I wish Letonia or Carole would ever call me, but I don't believe they ever will. That friendship is more of an acquaintance, in passing, and friendly when we run into each other, but I am not part of the "group." I hate that kind of crap. But I refuse to force myself into cliques if its not that easy. Anyway, I can hardly see any of those people but on the weekends, 'cause I live 40 minutes South of them all. Bleh. See... I am already getting depressed just thinking about it.

Last night I fell asleep realizing it is July. Its almost been a year since I moved here. Its been 3 months since Becky and I broke up, and I have had no dates whatsoever since then. I have tried talking with people online, meeting people online, but that seems to never work very well at all. So I really should try going out tonight. But its always alone, and if I am not lucky in running into someone I kinda know, or actually talking with someone, then I am really bored and lonely and feeling alienated. I cannot stand feeling that way, and it makes me want to drink more. And I can't because I gotta drive home. heh. It sucks.

Anyway... I think I am going to call my mom back, talk to her for a few minutes, and then take a shower, get something to eat, drink some coffee, and get on the road... maybe. I dunno. You tell me.

Friday, July 1, 2005

archive: 1 july 2005: damn dunce

I am such a damn dunce. I never asked about how many pictures can actually be on display in that Barnes and Noble cafe, and so I just figured there was space for 15, so I got 15 enlarged to 8x10 siz, and framed them. Come to find out, the hanging devices can only hang 5 at a time. So I picked out 5 pictures and I have them hanging in B&N in Lexington, KY. I did this in Jackson at B&N and Borders too with some artwork I made. Now I need to find out about better places to have this stuff. I think Tuesday I will go to Mia's and see what MaryBeth says about including some of my photos on the walls there. Probably just the up-close flowers, cause that'd have a bit more theme to go with the bar... maybe. I need to find other places, though. There's Common Grounds, both in Lexington and in Georgetown. I gotta get on their lists.

Amanda and I went to Mia's last night, and we talked about a shitload of stuff. I rambled, as usual. She talked about some family stuff, some sexuality stuff, and she asked me some questions about Becky. I ended up telling her the long list of my sexual escapades. Heh... the last time I had sex with a man was the worst ever. But its so hilarious to make fun of it 'cause he ("Frenchman") was talking the entire fucking time, saying something about slowing down and speeding up alternately. I think I was out of my head for about a month after Dad died because I did things that weren't entirely in my character.
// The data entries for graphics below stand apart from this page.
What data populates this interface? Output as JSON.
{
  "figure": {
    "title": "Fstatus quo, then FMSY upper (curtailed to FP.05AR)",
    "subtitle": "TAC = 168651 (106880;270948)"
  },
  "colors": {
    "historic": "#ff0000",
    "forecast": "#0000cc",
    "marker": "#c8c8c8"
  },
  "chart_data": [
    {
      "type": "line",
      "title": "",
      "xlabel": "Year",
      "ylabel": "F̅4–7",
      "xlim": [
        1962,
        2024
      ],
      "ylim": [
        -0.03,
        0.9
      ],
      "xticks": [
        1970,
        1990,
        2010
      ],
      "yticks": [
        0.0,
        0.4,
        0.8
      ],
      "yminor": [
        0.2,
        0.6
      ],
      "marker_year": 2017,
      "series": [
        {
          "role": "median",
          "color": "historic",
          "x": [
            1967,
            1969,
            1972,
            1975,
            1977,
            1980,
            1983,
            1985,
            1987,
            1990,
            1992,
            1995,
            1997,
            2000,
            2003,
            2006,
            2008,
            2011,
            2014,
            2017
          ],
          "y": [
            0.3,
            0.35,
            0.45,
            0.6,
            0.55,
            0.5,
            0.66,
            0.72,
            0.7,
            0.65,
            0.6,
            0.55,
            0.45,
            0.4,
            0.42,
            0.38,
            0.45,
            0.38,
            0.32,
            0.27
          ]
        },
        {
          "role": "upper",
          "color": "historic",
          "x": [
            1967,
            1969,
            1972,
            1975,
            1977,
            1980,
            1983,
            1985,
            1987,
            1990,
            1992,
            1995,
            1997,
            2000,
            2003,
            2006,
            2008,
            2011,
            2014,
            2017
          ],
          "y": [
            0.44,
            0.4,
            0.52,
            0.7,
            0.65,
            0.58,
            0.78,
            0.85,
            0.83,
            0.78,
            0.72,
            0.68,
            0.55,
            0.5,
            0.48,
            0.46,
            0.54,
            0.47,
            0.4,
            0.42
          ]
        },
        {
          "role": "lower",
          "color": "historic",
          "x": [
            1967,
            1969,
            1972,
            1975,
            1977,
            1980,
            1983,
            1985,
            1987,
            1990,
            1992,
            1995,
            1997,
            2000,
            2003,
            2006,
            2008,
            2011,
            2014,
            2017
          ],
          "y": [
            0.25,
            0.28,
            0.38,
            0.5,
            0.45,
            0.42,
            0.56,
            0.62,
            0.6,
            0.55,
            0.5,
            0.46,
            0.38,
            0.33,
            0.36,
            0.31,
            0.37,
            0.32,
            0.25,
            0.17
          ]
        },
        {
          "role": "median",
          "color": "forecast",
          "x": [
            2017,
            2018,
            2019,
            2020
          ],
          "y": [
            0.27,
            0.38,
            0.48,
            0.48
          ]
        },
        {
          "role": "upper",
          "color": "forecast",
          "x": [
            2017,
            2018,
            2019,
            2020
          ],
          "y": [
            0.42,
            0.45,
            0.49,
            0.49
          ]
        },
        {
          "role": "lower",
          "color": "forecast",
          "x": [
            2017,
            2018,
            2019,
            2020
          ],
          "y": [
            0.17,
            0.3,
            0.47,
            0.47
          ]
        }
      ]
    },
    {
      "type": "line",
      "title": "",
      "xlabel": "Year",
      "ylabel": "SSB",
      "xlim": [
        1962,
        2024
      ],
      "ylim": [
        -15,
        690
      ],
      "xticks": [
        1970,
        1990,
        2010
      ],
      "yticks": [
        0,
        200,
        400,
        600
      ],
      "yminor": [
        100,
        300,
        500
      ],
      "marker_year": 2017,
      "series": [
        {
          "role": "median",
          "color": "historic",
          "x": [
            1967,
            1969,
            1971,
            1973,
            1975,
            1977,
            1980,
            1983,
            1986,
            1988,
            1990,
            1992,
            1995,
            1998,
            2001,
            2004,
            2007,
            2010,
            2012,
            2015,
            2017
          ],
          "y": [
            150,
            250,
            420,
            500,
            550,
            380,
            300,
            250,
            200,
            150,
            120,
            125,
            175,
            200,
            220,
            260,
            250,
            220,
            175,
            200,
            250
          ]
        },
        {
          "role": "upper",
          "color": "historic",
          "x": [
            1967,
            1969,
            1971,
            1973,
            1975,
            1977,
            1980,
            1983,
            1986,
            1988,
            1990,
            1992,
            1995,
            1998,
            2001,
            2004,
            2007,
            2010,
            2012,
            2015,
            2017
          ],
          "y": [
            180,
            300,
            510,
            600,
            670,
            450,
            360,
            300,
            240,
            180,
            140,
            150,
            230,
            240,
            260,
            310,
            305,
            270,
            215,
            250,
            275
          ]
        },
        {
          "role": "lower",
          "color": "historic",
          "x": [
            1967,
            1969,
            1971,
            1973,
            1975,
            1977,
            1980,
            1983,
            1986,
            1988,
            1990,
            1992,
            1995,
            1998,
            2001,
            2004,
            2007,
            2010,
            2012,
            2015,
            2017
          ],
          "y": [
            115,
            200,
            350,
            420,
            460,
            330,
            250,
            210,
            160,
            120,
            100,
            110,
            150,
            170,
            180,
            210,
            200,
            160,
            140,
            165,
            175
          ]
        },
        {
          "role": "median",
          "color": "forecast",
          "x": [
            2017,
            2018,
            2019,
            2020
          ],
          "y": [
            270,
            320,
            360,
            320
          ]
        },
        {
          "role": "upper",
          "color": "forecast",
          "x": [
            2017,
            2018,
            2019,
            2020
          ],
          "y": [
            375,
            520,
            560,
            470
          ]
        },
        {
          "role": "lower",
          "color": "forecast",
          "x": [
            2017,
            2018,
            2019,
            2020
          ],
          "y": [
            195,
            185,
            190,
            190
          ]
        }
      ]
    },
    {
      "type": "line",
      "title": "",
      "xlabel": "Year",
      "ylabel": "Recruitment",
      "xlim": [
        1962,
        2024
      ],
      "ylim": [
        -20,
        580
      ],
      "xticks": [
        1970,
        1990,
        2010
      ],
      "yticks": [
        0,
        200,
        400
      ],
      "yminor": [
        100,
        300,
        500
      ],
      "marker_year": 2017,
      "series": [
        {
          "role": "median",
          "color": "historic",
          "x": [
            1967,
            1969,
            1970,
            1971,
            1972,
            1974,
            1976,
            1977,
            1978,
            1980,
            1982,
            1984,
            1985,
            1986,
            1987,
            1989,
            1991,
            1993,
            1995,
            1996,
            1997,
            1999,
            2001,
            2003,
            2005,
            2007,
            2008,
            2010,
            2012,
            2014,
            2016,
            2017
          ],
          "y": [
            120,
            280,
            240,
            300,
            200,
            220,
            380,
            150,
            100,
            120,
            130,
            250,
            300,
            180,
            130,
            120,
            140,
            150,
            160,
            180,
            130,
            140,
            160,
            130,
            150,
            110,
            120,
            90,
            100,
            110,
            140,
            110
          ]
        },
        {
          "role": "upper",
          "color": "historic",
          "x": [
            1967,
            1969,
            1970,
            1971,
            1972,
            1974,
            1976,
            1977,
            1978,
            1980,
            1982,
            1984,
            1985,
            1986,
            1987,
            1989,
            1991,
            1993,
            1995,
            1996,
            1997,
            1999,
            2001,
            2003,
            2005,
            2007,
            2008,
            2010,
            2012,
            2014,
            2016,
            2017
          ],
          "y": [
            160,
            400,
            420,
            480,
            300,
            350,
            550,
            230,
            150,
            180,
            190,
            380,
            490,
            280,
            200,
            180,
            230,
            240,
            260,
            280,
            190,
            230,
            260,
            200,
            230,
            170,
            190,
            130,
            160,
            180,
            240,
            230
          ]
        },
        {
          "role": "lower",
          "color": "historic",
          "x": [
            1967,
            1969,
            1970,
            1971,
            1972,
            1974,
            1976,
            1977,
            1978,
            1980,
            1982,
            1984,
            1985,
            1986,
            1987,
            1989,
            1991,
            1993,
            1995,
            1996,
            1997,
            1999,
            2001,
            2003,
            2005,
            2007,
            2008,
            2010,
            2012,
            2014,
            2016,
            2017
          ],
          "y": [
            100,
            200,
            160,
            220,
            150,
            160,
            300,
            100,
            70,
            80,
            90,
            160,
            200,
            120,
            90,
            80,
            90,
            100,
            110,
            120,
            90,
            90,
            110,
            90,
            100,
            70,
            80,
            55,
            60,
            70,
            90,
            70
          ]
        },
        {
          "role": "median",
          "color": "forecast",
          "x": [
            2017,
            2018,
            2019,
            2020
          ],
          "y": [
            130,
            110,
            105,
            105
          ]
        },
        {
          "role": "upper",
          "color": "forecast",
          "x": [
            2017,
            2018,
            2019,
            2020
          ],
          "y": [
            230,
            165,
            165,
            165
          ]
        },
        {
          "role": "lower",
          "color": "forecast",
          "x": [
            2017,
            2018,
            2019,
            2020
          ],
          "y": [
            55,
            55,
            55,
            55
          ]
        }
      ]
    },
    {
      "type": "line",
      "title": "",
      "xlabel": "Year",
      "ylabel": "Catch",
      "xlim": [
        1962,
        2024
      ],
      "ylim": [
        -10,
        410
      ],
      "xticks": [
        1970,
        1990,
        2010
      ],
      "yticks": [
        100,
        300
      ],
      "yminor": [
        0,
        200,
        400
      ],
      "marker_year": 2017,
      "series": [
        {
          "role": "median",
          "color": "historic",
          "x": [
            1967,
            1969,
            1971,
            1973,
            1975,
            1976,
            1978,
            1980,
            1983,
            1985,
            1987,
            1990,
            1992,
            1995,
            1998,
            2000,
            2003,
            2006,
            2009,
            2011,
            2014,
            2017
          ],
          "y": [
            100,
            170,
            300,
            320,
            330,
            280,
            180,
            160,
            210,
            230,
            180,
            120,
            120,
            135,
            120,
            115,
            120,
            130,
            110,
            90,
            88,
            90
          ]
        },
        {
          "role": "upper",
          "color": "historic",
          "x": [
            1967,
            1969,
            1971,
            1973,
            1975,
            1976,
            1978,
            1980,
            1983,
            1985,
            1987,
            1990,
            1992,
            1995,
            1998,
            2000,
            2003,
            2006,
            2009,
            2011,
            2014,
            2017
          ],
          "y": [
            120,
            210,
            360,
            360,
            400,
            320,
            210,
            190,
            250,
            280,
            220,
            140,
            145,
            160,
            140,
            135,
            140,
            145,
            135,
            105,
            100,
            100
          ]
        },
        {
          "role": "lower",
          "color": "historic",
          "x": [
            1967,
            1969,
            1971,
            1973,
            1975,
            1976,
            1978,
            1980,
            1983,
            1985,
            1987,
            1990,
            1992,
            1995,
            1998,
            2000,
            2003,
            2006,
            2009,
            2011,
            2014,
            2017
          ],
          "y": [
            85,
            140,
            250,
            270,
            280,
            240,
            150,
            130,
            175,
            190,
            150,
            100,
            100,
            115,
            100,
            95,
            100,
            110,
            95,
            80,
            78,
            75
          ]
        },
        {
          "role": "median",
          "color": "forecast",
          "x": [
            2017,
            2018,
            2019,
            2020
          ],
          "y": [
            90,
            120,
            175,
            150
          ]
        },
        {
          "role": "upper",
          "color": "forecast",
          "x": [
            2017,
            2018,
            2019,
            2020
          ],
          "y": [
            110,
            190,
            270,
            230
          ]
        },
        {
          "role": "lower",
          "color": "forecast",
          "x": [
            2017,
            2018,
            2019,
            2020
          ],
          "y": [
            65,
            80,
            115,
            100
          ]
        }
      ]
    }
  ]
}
The only one I regret though is sleeping with the French guy. ugh. I told Amanda I could always say he turned me gay.

We talked a lot about that too. I still have personal issues with this labeling or identifying myself as either gay or bi. Too many people are calling themselves bi when they are actually just sleeping around with whoever and whatever. I know of one other person who I would consider bi... I define it as being able to have equally emotional and sexual attachment to both men and women. Unfortunately, some people think this means "at the same time." but I call that cheating, unless you consider yourself polyamorous and inform your primary and secondarys and whatever else about the situation. I know someone who is poly, so thats how I know about that, though that doesn't mean I agree with it. Anyway, of course I am rambling again.

So... I guess I could say I am a bisexual. But what does it mean when you've had emotional and sexual relations with men, and you've always had emotional attachments and crushes on women (but hadn't pursued them 'cause of shyness or other) but when you finally do have a relationship with a woman, you've decided that you pretty much don't ever want to be with a man again? Complicated, huh? Cause I could always meet someone that surprises me, male or female.

I think, at least for now, I just don't give a damn about this freaking "label" thing. I don't see myself pursuing a relationship with a man in the future, I am actively looking to date women, so... I consider myself a lesbian. And I've liked it. More than I ever liked it with a man. So... that's it.

I always have this need to explain myself. heh.